Les chercheurs ont également confirmé l’association entre les variantes du ADRA1A gène et tension artérielle. ADRA1A code pour un type de récepteur cellulaire, appelé récepteur adrénergique, qui est actuellement une cible pour les médicaments contre l’hypertension, ce qui suggère que d’autres variantes génomiques découvertes dans l’étude pourraient également potentiellement être des cibles médicamenteuses pour modifier la tension artérielle.

« Cette étude montre que ces grandes études d’association à l’échelle du génome ont une pertinence clinique pour trouver de nouvelles cibles médicamenteuses et sont nécessaires pour découvrir davantage de cibles médicamenteuses à mesure que nous avançons », a déclaré le Dr Keaton.

À partir de ces analyses, les chercheurs ont pu calculer un score de risque polygénique, qui combine les effets de toutes les variantes génomiques pour prédire la tension artérielle et le risque d’hypertension. Ces scores de risque prennent en compte les variantes génomiques qui confèrent un risque d’hypertension et révèlent des différences cliniquement significatives entre les tensions artérielles des personnes.

Les scores de risque polygénique ont le potentiel de constituer un outil utile en médecine de précision, mais des données génomiques plus diversifiées sont nécessaires pour qu’ils soient largement applicables aux soins de santé de routine. Alors que les données collectées provenaient principalement de personnes d’ascendance européenne (en raison de la disponibilité limitée de divers ensembles de données au début de l’étude), les chercheurs ont constaté que les scores de risque polygénique étaient également applicables aux personnes d’ascendance africaine, ce qui a été confirmé par l’analyse des données de NIH Nous tous Programme de recherche, un effort national visant à créer l’une des plus grandes ressources de données biomédicales et à accélérer la recherche pour améliorer la santé humaine.

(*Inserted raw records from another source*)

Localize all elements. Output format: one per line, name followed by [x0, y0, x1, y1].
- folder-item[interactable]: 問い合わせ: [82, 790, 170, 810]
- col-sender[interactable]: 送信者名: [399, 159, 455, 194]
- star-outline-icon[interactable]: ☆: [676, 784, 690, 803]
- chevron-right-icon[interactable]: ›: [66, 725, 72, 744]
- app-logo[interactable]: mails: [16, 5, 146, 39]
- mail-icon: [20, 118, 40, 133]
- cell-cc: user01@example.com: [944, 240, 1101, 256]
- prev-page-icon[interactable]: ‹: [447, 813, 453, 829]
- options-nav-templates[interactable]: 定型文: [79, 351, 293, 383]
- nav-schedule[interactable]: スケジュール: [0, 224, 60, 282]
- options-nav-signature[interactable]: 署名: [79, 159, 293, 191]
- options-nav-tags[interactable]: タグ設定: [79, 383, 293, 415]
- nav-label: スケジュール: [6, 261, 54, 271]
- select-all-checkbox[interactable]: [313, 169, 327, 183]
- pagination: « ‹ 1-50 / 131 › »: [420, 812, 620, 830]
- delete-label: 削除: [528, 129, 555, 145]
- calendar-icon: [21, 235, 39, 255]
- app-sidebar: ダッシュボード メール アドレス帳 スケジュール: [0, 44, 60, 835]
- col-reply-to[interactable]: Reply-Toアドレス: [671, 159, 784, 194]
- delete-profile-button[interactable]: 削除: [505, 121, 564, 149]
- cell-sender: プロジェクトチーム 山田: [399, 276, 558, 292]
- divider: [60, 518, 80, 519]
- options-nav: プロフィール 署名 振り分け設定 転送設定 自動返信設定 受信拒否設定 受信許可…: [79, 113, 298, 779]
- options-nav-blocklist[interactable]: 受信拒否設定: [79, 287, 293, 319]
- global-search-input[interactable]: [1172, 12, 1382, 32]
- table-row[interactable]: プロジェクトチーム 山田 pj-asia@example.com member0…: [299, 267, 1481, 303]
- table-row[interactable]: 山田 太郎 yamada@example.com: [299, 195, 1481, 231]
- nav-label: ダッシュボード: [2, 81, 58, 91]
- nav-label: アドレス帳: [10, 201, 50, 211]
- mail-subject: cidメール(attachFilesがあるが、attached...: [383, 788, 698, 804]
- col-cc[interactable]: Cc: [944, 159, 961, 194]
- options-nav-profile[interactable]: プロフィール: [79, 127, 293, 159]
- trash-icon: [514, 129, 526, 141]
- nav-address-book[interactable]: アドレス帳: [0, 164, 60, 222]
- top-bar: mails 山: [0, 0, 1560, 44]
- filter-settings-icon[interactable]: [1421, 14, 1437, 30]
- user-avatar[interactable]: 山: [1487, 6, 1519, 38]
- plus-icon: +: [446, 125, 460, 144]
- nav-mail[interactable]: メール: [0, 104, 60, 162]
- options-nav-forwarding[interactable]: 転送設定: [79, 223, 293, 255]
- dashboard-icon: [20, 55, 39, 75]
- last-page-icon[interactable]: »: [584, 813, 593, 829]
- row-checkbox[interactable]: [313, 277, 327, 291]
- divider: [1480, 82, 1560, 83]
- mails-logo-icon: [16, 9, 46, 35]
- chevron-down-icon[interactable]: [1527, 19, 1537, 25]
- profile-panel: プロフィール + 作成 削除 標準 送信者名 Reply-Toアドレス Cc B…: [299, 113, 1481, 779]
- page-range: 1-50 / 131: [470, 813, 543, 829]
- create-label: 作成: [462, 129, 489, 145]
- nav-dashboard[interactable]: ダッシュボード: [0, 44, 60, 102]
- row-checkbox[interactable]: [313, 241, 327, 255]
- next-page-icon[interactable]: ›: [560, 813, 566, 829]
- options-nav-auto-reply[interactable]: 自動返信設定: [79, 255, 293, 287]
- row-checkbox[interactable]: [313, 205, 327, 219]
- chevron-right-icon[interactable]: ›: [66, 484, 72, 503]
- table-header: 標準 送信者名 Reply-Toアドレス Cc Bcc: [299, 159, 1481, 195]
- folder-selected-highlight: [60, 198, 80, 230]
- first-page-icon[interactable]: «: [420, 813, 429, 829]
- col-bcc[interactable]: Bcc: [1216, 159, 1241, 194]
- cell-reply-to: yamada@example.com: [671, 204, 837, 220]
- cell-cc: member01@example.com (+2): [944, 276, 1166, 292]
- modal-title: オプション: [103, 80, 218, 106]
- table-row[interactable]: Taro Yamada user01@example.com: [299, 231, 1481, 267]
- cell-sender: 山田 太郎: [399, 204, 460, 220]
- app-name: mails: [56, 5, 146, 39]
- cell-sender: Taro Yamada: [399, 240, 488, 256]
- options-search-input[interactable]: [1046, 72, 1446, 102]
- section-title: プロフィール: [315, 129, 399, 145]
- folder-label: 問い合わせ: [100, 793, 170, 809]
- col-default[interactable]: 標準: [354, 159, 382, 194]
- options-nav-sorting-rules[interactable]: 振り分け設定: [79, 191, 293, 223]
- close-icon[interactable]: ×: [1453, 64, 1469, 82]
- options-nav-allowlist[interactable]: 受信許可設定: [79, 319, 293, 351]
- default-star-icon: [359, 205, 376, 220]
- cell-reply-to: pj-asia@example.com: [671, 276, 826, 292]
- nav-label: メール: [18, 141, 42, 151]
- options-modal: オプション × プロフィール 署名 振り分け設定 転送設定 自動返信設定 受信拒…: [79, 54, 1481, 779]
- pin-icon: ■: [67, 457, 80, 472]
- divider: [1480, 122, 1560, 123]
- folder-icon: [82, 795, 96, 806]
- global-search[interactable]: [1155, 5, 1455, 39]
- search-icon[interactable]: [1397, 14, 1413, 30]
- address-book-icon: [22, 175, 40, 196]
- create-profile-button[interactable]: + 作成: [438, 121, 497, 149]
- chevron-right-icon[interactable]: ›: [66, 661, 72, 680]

Aux États-Unis, près de la moitié des adultes souffrent d’hypertension artérielle, appelée hypertension. L’hypertension artérielle est souvent héréditaire, ce qui signifie qu’il existe une composante génétique dans le développement de la maladie, en plus des contributions environnementales telles qu’un régime riche en sel, le manque d’exercice, le tabagisme et le stress. Lorsque la pression artérielle est constamment trop élevée, elle peut endommager le cœur et les vaisseaux sanguins dans tout le corps, augmentant ainsi le risque de maladie cardiaque, de maladie rénale, d’accident vasculaire cérébral et d’autres affections.

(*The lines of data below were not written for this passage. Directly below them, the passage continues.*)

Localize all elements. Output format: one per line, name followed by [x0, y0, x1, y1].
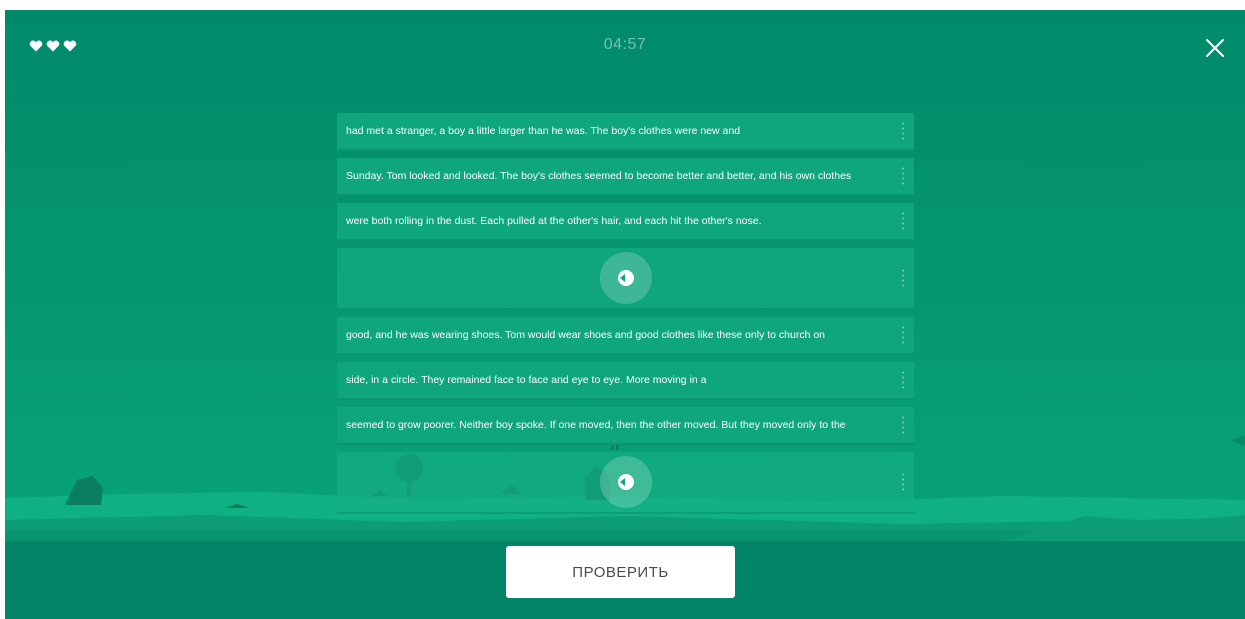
speaker-icon [617, 474, 634, 490]
drag-handle-icon[interactable] [902, 371, 904, 389]
play-audio-button[interactable] [599, 252, 652, 304]
game-stage: 04:57 had met a stranger, a boy a little… [5, 10, 1245, 619]
drag-handle-icon[interactable] [902, 326, 904, 344]
sentence-card[interactable]: had met a stranger, a boy a little large… [337, 113, 914, 151]
drag-handle-icon[interactable] [902, 212, 904, 230]
drag-handle-icon[interactable] [902, 269, 904, 287]
check-button[interactable]: ПРОВЕРИТЬ [506, 546, 735, 598]
sentence-card[interactable]: Sunday. Tom looked and looked. The boy's… [337, 158, 914, 196]
sentence-card[interactable]: good, and he was wearing shoes. Tom woul… [337, 317, 914, 355]
drag-handle-icon[interactable] [902, 416, 904, 434]
sentence-list: had met a stranger, a boy a little large… [337, 113, 914, 521]
sentence-text: good, and he was wearing shoes. Tom woul… [346, 329, 826, 341]
speaker-icon [617, 270, 634, 286]
audio-card[interactable] [337, 248, 914, 310]
drag-handle-icon[interactable] [902, 167, 904, 185]
sentence-text: Sunday. Tom looked and looked. The boy's… [346, 170, 852, 182]
sentence-card[interactable]: side, in a circle. They remained face to… [337, 362, 914, 400]
audio-card[interactable] [337, 452, 914, 514]
timer: 04:57 [603, 36, 647, 53]
sentence-card[interactable]: seemed to grow poorer. Neither boy spoke… [337, 407, 914, 445]
sentence-text: seemed to grow poorer. Neither boy spoke… [346, 419, 846, 431]
sentence-text: had met a stranger, a boy a little large… [346, 125, 741, 137]
sentence-text: side, in a circle. They remained face to… [346, 374, 707, 386]
sentence-text: were both rolling in the dust. Each pull… [346, 215, 762, 227]
drag-handle-icon[interactable] [902, 473, 904, 491]
drag-handle-icon[interactable] [902, 122, 904, 140]
sentence-card[interactable]: were both rolling in the dust. Each pull… [337, 203, 914, 241]
close-icon[interactable] [1203, 36, 1227, 60]
play-audio-button[interactable] [599, 456, 652, 508]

Le projet a été dirigé par des chercheurs du NHGRI en collaboration avec l’Université Queen Mary de Londres, le centre médical de l’Université Vanderbilt de Nashville, Tennessee, l’Université de Groningen aux Pays-Bas et d’autres institutions, dans le cadre du Consortium international sur la pression artérielle. Plus de 140 chercheurs provenant de plus de 100 universités, instituts et agences gouvernementales ont contribué à cette étude internationale.

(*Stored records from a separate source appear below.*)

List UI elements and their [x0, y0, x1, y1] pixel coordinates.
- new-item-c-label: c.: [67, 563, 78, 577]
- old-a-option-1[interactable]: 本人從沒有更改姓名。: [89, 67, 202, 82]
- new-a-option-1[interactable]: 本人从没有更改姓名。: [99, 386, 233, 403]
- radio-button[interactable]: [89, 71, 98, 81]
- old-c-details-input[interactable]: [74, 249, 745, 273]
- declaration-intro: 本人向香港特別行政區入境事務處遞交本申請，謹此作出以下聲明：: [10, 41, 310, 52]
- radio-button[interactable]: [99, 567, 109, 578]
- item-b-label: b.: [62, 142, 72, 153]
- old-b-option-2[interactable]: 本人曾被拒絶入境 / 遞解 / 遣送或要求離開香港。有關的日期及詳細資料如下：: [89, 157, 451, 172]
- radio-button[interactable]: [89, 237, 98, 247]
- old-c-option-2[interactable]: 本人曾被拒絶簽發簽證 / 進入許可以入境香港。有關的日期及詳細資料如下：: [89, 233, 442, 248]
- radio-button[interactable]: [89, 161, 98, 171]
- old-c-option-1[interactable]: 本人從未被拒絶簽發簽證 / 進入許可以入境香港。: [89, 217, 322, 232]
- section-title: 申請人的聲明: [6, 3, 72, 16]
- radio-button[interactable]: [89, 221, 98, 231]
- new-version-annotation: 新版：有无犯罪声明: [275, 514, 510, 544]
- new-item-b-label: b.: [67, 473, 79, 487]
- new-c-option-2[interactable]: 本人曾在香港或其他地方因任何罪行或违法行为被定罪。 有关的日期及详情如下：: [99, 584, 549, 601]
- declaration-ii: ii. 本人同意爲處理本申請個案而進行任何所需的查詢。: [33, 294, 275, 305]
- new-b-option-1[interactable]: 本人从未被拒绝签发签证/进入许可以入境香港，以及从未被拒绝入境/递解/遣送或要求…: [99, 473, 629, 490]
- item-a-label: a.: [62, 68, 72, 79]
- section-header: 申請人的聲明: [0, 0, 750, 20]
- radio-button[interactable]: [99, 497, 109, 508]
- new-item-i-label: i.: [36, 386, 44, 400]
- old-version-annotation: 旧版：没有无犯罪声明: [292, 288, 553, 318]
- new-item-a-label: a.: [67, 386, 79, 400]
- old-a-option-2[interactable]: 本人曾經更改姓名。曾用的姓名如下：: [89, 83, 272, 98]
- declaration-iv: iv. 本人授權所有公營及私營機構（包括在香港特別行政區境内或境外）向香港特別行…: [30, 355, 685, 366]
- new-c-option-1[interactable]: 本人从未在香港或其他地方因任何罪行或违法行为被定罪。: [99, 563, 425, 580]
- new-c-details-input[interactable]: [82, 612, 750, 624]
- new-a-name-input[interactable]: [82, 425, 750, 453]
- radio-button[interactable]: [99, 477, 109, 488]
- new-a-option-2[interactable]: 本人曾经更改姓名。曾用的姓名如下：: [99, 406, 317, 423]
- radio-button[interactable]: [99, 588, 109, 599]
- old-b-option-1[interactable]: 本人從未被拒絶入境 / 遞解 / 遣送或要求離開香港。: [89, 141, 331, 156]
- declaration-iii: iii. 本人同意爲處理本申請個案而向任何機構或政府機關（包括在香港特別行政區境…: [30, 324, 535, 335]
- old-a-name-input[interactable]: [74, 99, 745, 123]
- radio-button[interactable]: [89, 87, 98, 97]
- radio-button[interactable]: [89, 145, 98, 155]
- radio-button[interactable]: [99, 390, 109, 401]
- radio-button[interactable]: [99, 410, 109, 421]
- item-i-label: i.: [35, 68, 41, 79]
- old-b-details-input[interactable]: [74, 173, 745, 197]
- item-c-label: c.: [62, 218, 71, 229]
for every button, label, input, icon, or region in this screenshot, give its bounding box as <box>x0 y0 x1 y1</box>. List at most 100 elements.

L’Institut national de recherche sur le génome humain (NHGRI) est l’un des 27 instituts et centres du NIH, une agence du ministère de la Santé et des Services sociaux. La Division de recherche intra-muros du NHGRI développe et met en œuvre des technologies pour comprendre, diagnostiquer et traiter les maladies génomiques et génétiques. Des informations supplémentaires sur NHGRI peuvent être trouvées à l’adresse suivante : https://www.genome.gov/.

À propos des National Institutes of Health (NIH) :Le NIH, l’agence nationale de recherche médicale, comprend 27 instituts et centres et fait partie du ministère américain de la Santé et des Services sociaux. Le NIH est la principale agence fédérale qui mène et soutient la recherche médicale fondamentale, clinique et translationnelle, et étudie les causes, les traitements et les remèdes pour les maladies courantes et rares. Pour plus d’informations sur le NIH et ses programmes, visitez www.nih.gov.